Accelerating Climate Action Across AMD
AMD publishes Climate Transition Plan with new 2023 goals to support decarbonization efforts

Throughout 2024 and into 2025, we worked with external advisors to develop our Climate Transition Plan. The process included interviews with key AMD executive leaders and department managers, updated approaches to governance and incentives, robust assessment of risks and opportunities and detailed implementation plans and goal setting. The Plan, which brings a forward-looking lens to our environmental sustainability pillars, aligns with industry standards outlining our ambition, actions and accountability.[i]
Ambition
AMD continues to pursue a science-based emissions reduction goal for our operations, to work closely with Manufacturing Suppliers and industry groups to support a 1.5°C pathway, and accelerate product energy efficiency to help others to achieve their climate goals.[ii] Collaboration is central to our approach, largely because AMD has a fabless business model, with external suppliers manufacturing our products and customers integrating them into their devices. The upstream and downstream engagements with these partners are key to addressing Scope 3 emissions that occur beyond our operations.
CDP estimates that global supply chain emissions are on average 11.4 times higher than operational emissions.[iii] The Semi Climate Consortium report estimates 63% of GHG emissions across electronics devices occur during the use phase.[iv] Building on our 2020–2025 supplier and product goals, AMD set new 2030 targets focused on supply chain and product use. These include a 25% reduction in carbon intensity for Manufacturing Suppliers[v] and a 20x increase in rack-level server AI energy efficiency from 2024 to 2030.[vi]
Action
Our Climate Transition Plan directly supports our decarbonization efforts in a manner that encourages collaboration and further aligns our corporate strategy with our climate strategy. It includes a robust risks and opportunities assessment that incorporates climate scenario analysis to identify key areas that could impact the company’s path to decarbonization and long-term resilience.
These risks and opportunities include:
- Transition risks, such as the potential implementation of carbon taxes, which could increase operational and supply chain costs. Additionally, as demand for renewable energy grows, suppliers may face rising electricity costs, which could indirectly affect AMD.
- Physical risks, such as extreme weather events, which could cause disruptions in our supplier operations.
- Opportunities for continued innovation in energy efficiency across AMD products and in enabling climate solutions that may lead to reputational benefits and increased product demand.
The Plan’s implementation strategy shows how we are addressing these risks and opportunities. Examples include:
- In our operations, we are managing energy use and increasing our investment in renewable energy sourcing.
- In the supply chain, we are prioritizing and engaging Manufacturing Suppliers on activities spanning direct energy, renewable energy sourcing and materials sourcing.
- In our products, we are incorporating energy efficiency into every aspect of product design with a focus on data center sustainability.
Accountability
The Plan describes our governance structure underlying these efforts, as well as financial incentives to accelerate progress and promote accountability. For example, we demonstrate how incentives are linked to annual performance metrics, promoting accountability and progress toward our energy and climate objectives. In addition to our new 2030 climate-related goals, our Plan also shows how we are actively supporting industry collaborations that advance low-carbon economy aligned with a 1.5°C scenario.

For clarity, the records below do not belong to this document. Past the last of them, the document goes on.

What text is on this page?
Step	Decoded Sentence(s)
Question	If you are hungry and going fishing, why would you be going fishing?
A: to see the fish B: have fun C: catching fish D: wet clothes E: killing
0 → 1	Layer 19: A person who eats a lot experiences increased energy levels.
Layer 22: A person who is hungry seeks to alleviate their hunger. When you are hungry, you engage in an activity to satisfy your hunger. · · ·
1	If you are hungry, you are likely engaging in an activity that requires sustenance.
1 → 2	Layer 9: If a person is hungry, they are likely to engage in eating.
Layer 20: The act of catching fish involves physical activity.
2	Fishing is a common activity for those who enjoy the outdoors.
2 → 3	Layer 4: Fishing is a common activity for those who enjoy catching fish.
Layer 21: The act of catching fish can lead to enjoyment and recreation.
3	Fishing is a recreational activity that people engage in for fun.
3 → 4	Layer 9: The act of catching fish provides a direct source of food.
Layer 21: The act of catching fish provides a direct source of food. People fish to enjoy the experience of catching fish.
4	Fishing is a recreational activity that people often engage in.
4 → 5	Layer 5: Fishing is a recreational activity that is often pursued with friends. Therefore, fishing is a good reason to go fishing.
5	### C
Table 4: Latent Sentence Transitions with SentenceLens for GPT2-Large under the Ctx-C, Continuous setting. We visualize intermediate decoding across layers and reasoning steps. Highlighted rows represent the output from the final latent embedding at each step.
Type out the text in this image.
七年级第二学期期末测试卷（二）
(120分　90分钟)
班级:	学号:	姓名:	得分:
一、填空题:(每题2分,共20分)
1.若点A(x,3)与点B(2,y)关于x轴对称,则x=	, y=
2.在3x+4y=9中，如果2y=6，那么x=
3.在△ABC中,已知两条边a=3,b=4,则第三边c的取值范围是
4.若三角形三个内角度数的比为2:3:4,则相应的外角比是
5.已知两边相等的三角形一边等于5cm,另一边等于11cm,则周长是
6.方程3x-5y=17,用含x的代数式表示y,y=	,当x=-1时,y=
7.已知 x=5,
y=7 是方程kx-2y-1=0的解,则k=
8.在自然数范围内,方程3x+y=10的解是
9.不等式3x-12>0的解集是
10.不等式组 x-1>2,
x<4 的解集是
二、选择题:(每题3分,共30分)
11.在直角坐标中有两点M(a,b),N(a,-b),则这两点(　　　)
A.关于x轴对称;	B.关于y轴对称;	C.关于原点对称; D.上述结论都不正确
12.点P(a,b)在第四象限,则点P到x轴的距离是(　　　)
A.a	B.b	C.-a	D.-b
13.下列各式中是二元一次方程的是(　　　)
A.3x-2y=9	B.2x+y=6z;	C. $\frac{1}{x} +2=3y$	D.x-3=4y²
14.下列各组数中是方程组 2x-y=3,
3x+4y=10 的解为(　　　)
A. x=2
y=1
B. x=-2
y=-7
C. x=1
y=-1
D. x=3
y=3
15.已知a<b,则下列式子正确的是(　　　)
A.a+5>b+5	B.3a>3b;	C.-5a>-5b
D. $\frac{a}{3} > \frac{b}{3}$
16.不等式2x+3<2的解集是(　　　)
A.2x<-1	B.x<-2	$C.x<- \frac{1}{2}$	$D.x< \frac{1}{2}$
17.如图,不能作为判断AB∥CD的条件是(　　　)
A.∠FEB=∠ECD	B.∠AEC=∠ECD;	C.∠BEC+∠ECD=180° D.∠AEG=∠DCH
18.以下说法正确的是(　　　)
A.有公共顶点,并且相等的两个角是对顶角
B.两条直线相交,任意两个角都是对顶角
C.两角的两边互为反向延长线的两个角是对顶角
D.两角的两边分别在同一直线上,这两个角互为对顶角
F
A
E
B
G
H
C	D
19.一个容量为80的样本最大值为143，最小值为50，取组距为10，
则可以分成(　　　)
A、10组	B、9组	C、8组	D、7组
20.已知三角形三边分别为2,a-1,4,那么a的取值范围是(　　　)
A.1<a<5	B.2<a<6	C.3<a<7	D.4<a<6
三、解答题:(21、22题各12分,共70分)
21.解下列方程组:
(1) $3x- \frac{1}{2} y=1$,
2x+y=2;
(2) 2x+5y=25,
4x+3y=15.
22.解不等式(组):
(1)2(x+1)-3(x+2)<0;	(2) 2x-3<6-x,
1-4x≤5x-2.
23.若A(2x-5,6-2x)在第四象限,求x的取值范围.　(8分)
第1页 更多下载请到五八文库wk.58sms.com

Read our Climate Transition Plan
Originally published in AMD 2024-25 Corporate Responsibility Report.
Footnotes
[i] Industry standard reference is based on Transition Plan Taskforce disclosure framework published in October 2023: https://www.ifrs.org/content/dam/ifrs/knowledge-hub/resources/tpt/disclosure-framework-oct-2023.pdf (accessed May 23 ,2025).
[ii] The AMD GHG goal is aligned with the Science-based Target initiative’s (SBTi’s) 1.5-degree minimum target ambition of 4.2% linear annual reduction. The SBTi criteria considers multiple climate scenario models from the IAMC and IEA.
[iii] CDP, “Environmental supply chain risks to cost companies $120 billion by 2026,” 2021, https://www.cdp.net/en/press-releases/environmental-supply-chain-risks-to-cost-companies-120-billion-by-2026 (accessed May 23, 2025).
[iv] Transparency, Ambition, and Collaboration: Advancing the Climate Agenda of the Semiconductor Value Chain, https://discover.semi.org/rs/320-QBB-055/images/Transparency-Ambition-and-Collaboration-BCG-SEMI-SCC-20230919.pdf (accessed May 23, 2025).
[v] AMD calculates the carbon intensity of supply chain emissions using the numerator of total manufacturing supplier emissions (metric tCO2e including suppliers’ scope 1 and 2 emissions from operations, as well as their Scope 3 Category 1 emissions from purchased goods) and the denominator of AMD reported net revenue. For suppliers, AMD surveys our top ~95% of spend to gather directly reported data, and where needed utilizes spend-based estimates using CEDA emission factors.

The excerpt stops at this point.